American physician-scientist

Sally Shaywitz (born 1942) is an American physician-scientist who is the Audrey G. Ratner Professor in Learning Development at Yale University. She is the co-founder and co-director of the Yale Center for Dyslexia & Creativity. Her research provides the framework for modern understanding of dyslexia.

==Early life and education==
Shaywitz was born and raised in The Bronx. She is the daughter of two Eastern European immigrants. Her father was a dressmaker and her mother a homemaker. She earned her undergraduate degree at City College of New York, and originally considered a career in law. She was accepted early to the Albert Einstein College of Medicine. That year her mother was diagnosed with endometrial cancer, and died just before Shaywitz started her medical studies. When Shaywitz joined medical school, she was one of four women in a class of one hundred students.

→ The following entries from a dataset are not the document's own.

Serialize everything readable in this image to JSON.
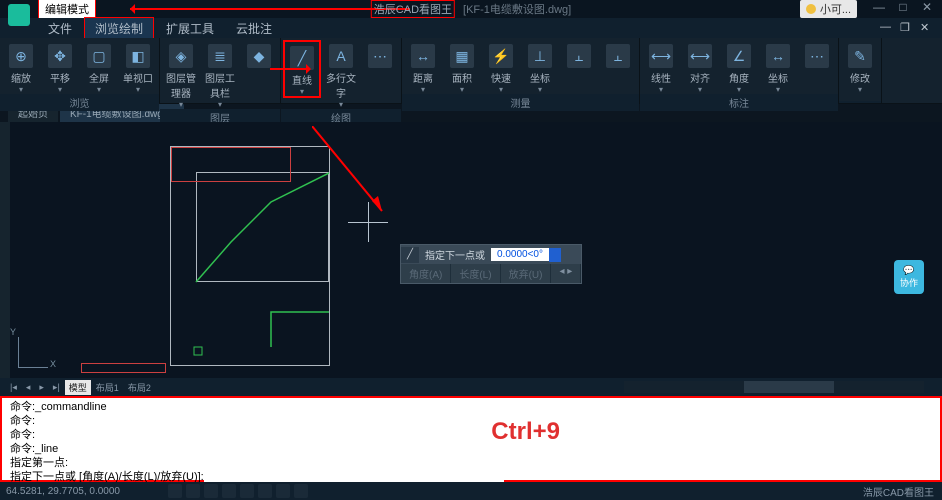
{
  "title": {
    "mode": "编辑模式",
    "app": "浩辰CAD看图王",
    "file": "[KF-1电缆敷设图.dwg]",
    "user": "小可..."
  },
  "menubar": [
    "文件",
    "浏览绘制",
    "扩展工具",
    "云批注"
  ],
  "ribbon": {
    "groups": [
      {
        "label": "浏览",
        "items": [
          {
            "icon": "⊕",
            "name": "zoom",
            "label": "缩放"
          },
          {
            "icon": "✥",
            "name": "pan",
            "label": "平移"
          },
          {
            "icon": "▢",
            "name": "fullscreen",
            "label": "全屏"
          },
          {
            "icon": "◧",
            "name": "viewport",
            "label": "单视口"
          }
        ]
      },
      {
        "label": "图层",
        "items": [
          {
            "icon": "◈",
            "name": "layer-mgr",
            "label": "图层管理器"
          },
          {
            "icon": "≣",
            "name": "layer-tools",
            "label": "图层工具栏"
          },
          {
            "icon": "◆",
            "name": "layer-extra",
            "label": ""
          }
        ]
      },
      {
        "label": "绘图",
        "items": [
          {
            "icon": "╱",
            "name": "line",
            "label": "直线",
            "hl": true
          },
          {
            "icon": "A",
            "name": "mtext",
            "label": "多行文字"
          },
          {
            "icon": "⋯",
            "name": "draw-more",
            "label": ""
          }
        ]
      },
      {
        "label": "测量",
        "items": [
          {
            "icon": "↔",
            "name": "distance",
            "label": "距离"
          },
          {
            "icon": "▦",
            "name": "area",
            "label": "面积"
          },
          {
            "icon": "⚡",
            "name": "quick",
            "label": "快速"
          },
          {
            "icon": "⊥",
            "name": "coord",
            "label": "坐标"
          },
          {
            "icon": "⫠",
            "name": "measure-a",
            "label": ""
          },
          {
            "icon": "⫠",
            "name": "measure-b",
            "label": ""
          }
        ]
      },
      {
        "label": "标注",
        "items": [
          {
            "icon": "⟷",
            "name": "linear",
            "label": "线性"
          },
          {
            "icon": "⟷",
            "name": "aligned",
            "label": "对齐"
          },
          {
            "icon": "∠",
            "name": "angle",
            "label": "角度"
          },
          {
            "icon": "↔",
            "name": "dim-coord",
            "label": "坐标"
          },
          {
            "icon": "⋯",
            "name": "dim-more",
            "label": ""
          }
        ]
      },
      {
        "label": "",
        "items": [
          {
            "icon": "✎",
            "name": "modify",
            "label": "修改"
          }
        ]
      }
    ]
  },
  "tabs": {
    "start": "起始页",
    "file": "KF-1电缆敷设图.dwg"
  },
  "prompt": {
    "text": "指定下一点或",
    "value": "0.0000<0°",
    "opts": [
      "角度(A)",
      "长度(L)",
      "放弃(U)"
    ]
  },
  "chat": "协作",
  "layout": {
    "nav": [
      "|◂",
      "◂",
      "▸",
      "▸|"
    ],
    "tabs": [
      "模型",
      "布局1",
      "布局2"
    ]
  },
  "command": {
    "lines": [
      "命令:_commandline",
      "命令:",
      "命令:",
      "命令:_line",
      "指定第一点:"
    ],
    "current": "指定下一点或 [角度(A)/长度(L)/放弃(U)]:",
    "overlay": "Ctrl+9"
  },
  "status": {
    "coords": "64.5281, 29.7705, 0.0000",
    "brand": "浩辰CAD看图王"
  }
}
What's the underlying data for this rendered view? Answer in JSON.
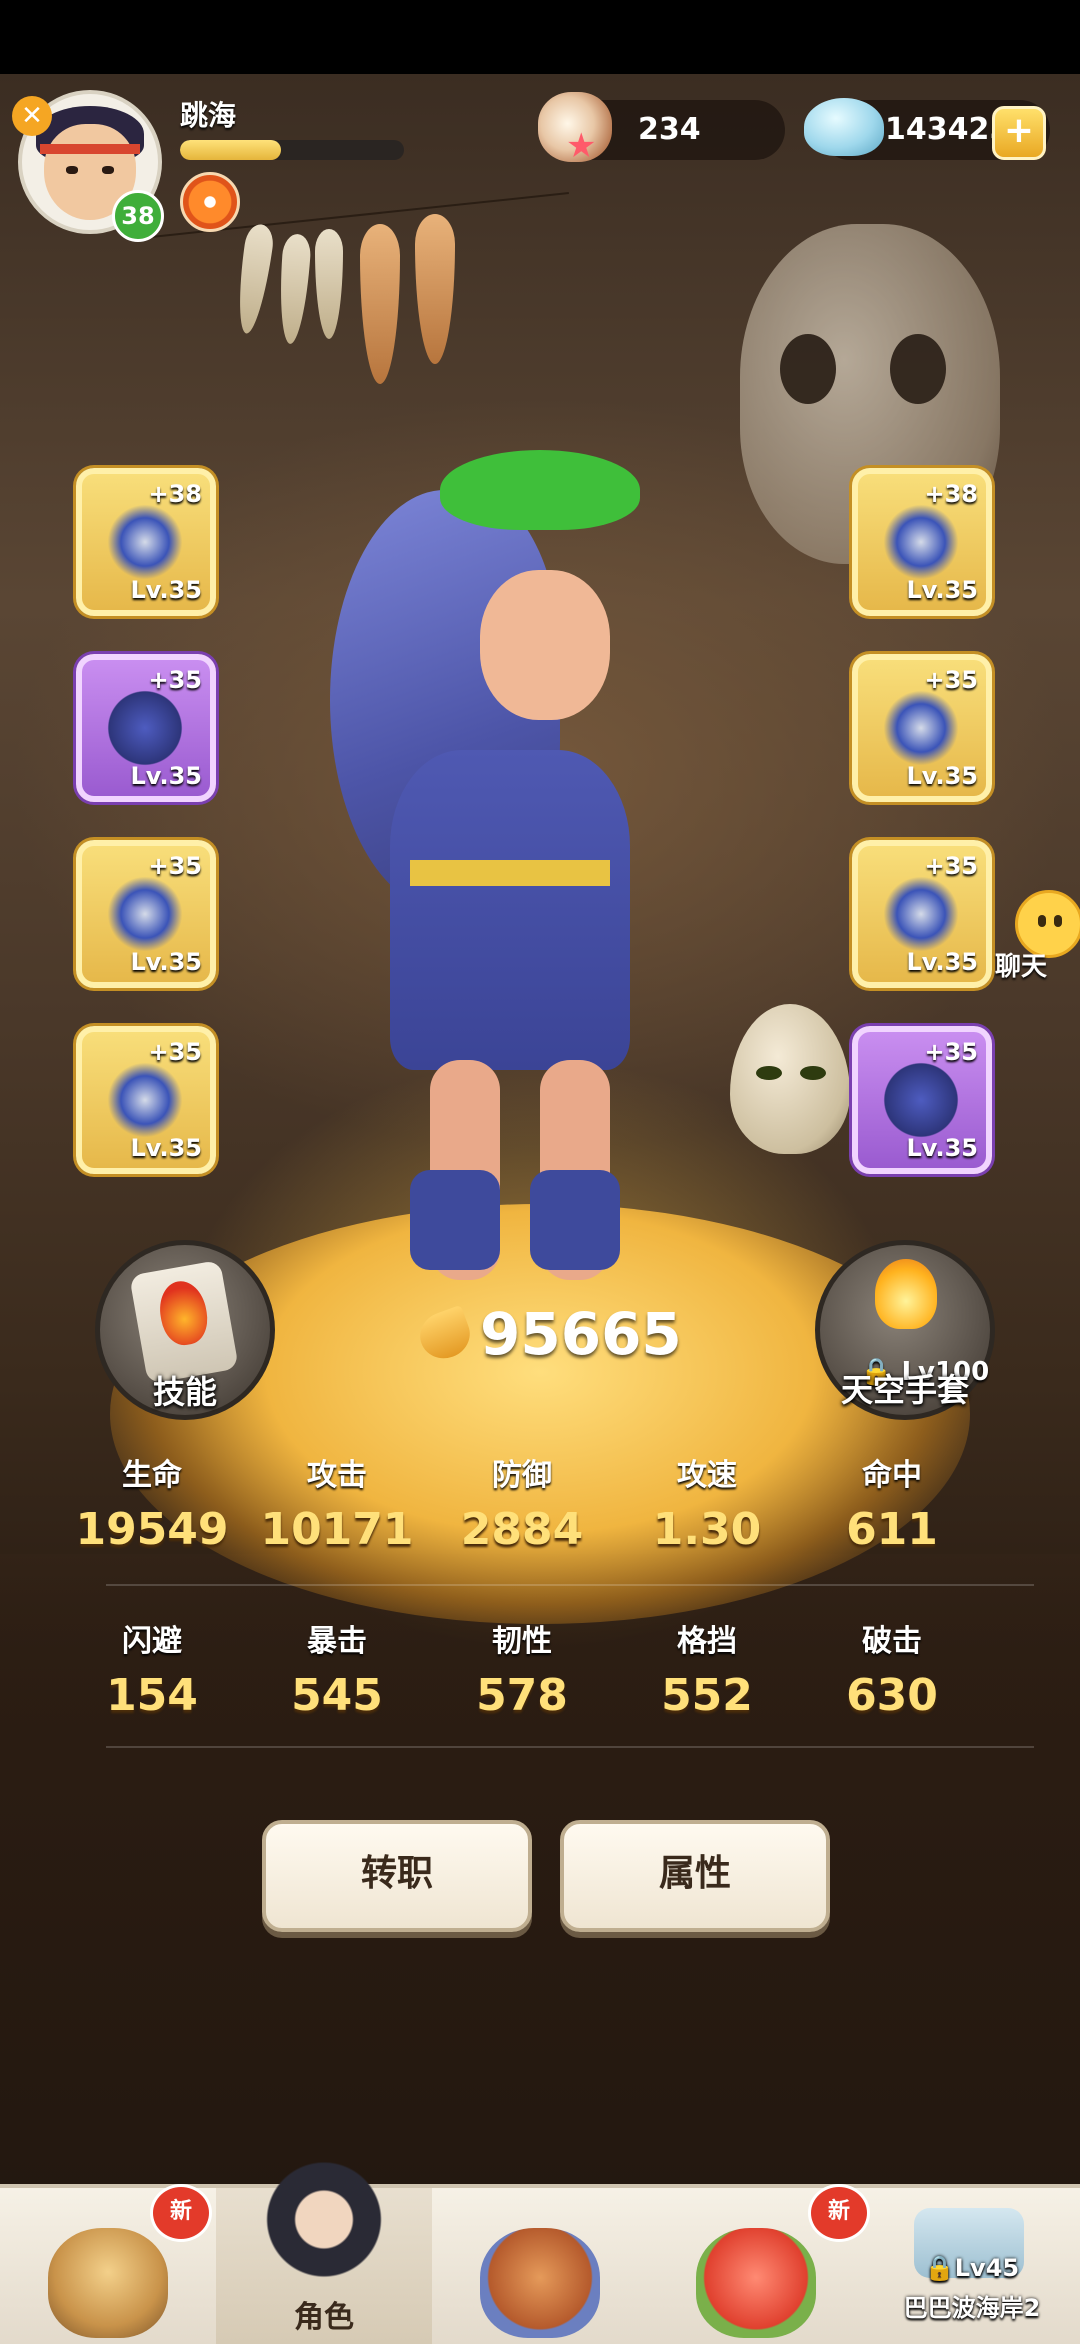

Shaywitz completed her residency in pediatrics and developmental pediatrics. Alongside completing her training, Shaywitz had three children, whom she raised in Westport, Connecticut.

==Research and career==
Shaywitz started her medical career seeing patients out of her home in suburban Connecticut. She was eventually recruited by Yale University to look after patients with learning disorders, including dyslexia. In 1979 she was recruited by Yale University to see patients with learning disorders, including dyslexia. Her research involves longitudinal epidemiological and neurobiological studies. In 1983 she started tracking a random cohort of children continuously from kindergarten to their current age in their 40s. The longitudinal study data also showed that the achievement gap in reading between typical and dyslexic students occurs early – in first grade and persists. This finding impelled her to develop an evidence-based efficient screener to identify at risk beginning in kindergarten.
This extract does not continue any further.